Sunday, January 27, 2008

SOUND OFF: HOUSE POOR

In the wake of the subprime-mortgage meltdown, readers weighed in on whether it is lenders' responsibility to help keep people in their homes because they had enticed them to take on unaffordable mortgages, or if borrowers should be held accountable because they had entered into lending agreements that they should have known they couldn't repay.

Blaming the lenders: Steve Rhode, founder of The Ethical Banker website.

"This is not a balanced equation," Rhode writes. "Lenders are sophisticated businesses that have carefully crafted products in their favor. Borrowers are for the most part less sophisticated financially and more trusting."

Blaming the borrowers: Charlie Seng of Lancaster, S.C.

"Obviously it is the responsibility of the home owners to pay the mortgages they agreed by contract to pay," Seng writes. "If we continually allow persons to freely make financial decisions and then bail them out when they make foolish and unwise financial decisions, they will never learn their lessons."

Blaming both their houses: Mike Hart of Brea, Calif.

Hart's son, with a monthly income of $2,000, found himself with a condo that required $3,200 a month in payments. Hart blames the broker who knew that his son couldn't afford it, but also his son "for being stubborn and not listening to my advice."

Check out other opinions at Betting the House, or post your own by clicking on "comments" or "post a comment" below.

Jeffrey L. Seglin, author of The Right Thing: Conscience, Profit and Personal Responsibility in Today's Business and The Good, the Bad, and Your Business: Choosing Right When Ethical Dilemmas Pull You Apart, is an associate professor at Emerson College in Boston, where he teaches writing and ethics. He is also the administrator of The Right Thing, a Web log focused on ethical issues.
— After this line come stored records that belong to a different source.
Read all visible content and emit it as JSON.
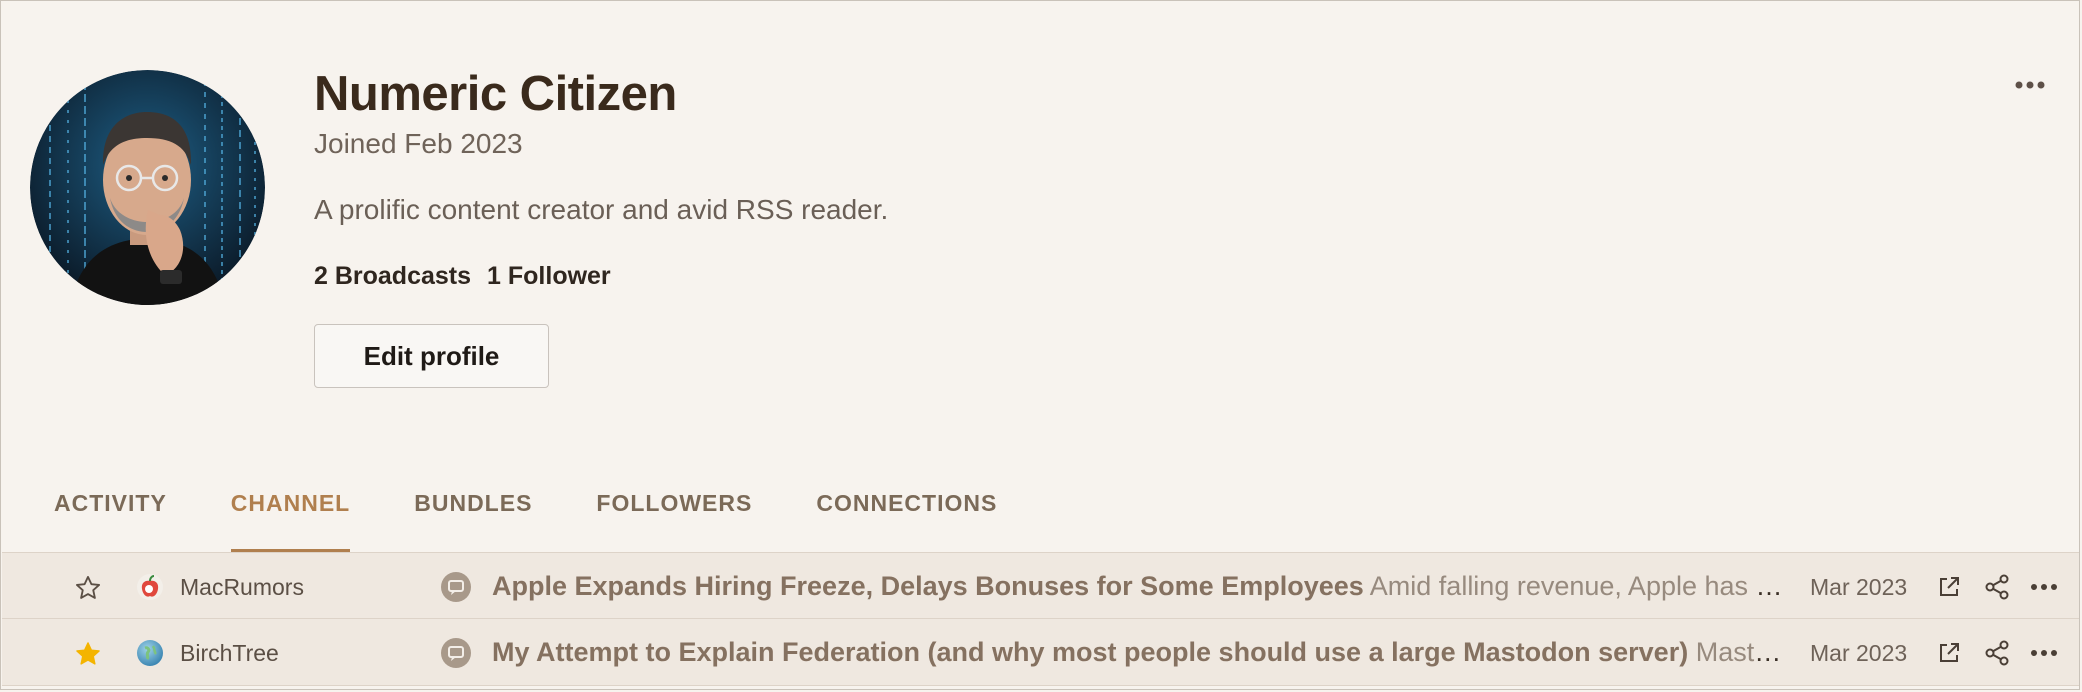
{
  "profile": {
    "name": "Numeric Citizen",
    "joined": "Joined Feb 2023",
    "bio": "A prolific content creator and avid RSS reader.",
    "broadcasts": "2 Broadcasts",
    "followers": "1 Follower",
    "edit_label": "Edit profile",
    "avatar": "user-portrait"
  },
  "tabs": [
    {
      "label": "ACTIVITY",
      "active": false
    },
    {
      "label": "CHANNEL",
      "active": true
    },
    {
      "label": "BUNDLES",
      "active": false
    },
    {
      "label": "FOLLOWERS",
      "active": false
    },
    {
      "label": "CONNECTIONS",
      "active": false
    }
  ],
  "items": [
    {
      "starred": false,
      "source": "MacRumors",
      "source_icon": "apple-feed-icon",
      "headline": "Apple Expands Hiring Freeze, Delays Bonuses for Some Employees",
      "excerpt": "Amid falling revenue, Apple has de...",
      "date": "Mar 2023"
    },
    {
      "starred": true,
      "source": "BirchTree",
      "source_icon": "globe-feed-icon",
      "headline": "My Attempt to Explain Federation (and why most people should use a large Mastodon server)",
      "excerpt": "Masto.h...",
      "date": "Mar 2023"
    }
  ],
  "colors": {
    "background": "#f7f3ee",
    "accent": "#b07f4e",
    "row_background": "#efe8e0",
    "star_active": "#f4b400"
  }
}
Do you have ethical questions that you need answered? Send them to rightthing@nytimes.com or to "The Right Thing," The New York Times Syndicate, 500 Seventh Avenue, 8th floor, New York, NY 10018. Please remember to tell me who you are, where you're from, as well as where you read the column.

c.2008 The New York Times Syndicate (Distributed by The New York Times Syndicate)

1 comment:

Anonymous said...

Oh, how nice it would be if the problem with the mortgage market or the solution(s) were simple.
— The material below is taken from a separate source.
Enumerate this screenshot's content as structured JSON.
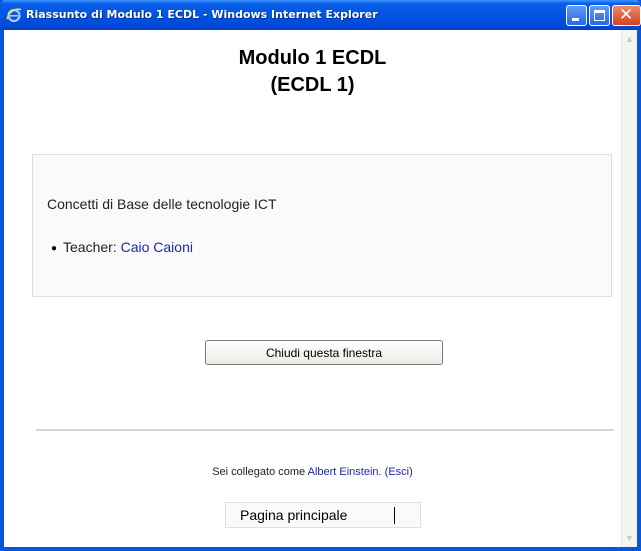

"Houses they couldn’t afford." Sounds so simple, doesn’t it? But in the 70s a "starter" house cost 3 times the average annual salary. Now it's 7 times and both spouses have to work. That's a problem right there.
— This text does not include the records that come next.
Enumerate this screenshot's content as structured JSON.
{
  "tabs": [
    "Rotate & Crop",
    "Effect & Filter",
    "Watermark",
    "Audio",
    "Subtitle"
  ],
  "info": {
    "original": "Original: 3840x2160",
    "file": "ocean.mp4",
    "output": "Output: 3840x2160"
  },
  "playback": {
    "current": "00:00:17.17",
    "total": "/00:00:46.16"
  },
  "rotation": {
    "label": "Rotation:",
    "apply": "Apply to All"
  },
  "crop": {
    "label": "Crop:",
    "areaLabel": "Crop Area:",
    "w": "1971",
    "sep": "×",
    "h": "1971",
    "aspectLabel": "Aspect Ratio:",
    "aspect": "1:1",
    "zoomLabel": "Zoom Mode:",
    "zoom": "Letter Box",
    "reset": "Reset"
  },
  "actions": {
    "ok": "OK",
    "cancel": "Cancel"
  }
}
And there is clear evidence that in some cases mortgage brokers DID mislead people-- it is a fact that some went for the "yield spread premium" and put people who had good credit into the "sub prime" loans because they got paid better. Fact. Greed and dishonesty on the part of the pros. (A buyer is usually too stressed out to really have a clue what they are signing BTW.)

AND-- there is a HUGE chunk of the problem that has to do with how these loans were resold, and the fact that it got so easy to make loans that INSIDERS were faking documents and pocketing the entire loan proceeds. THAT is what started the "meltdown" -- and why it was so sudden, and why New Century went down faster than the Titanic.

So, I am sorry the answers are not so simple. Yes, people were acting foolishly in thinking it would never end, all that “up up up” of prices. But how can you blame them when Greenspan claims he didn’t get it???

I avoided the mess—but I don't feel self righteous-- I just feel fortunate.

And when will we humans start to grasp that what happens to one affects us all? Jesus said it… we seem to insist otherwise.

Time to exercise some compassion and some wisdom in assessing solutions IMHO.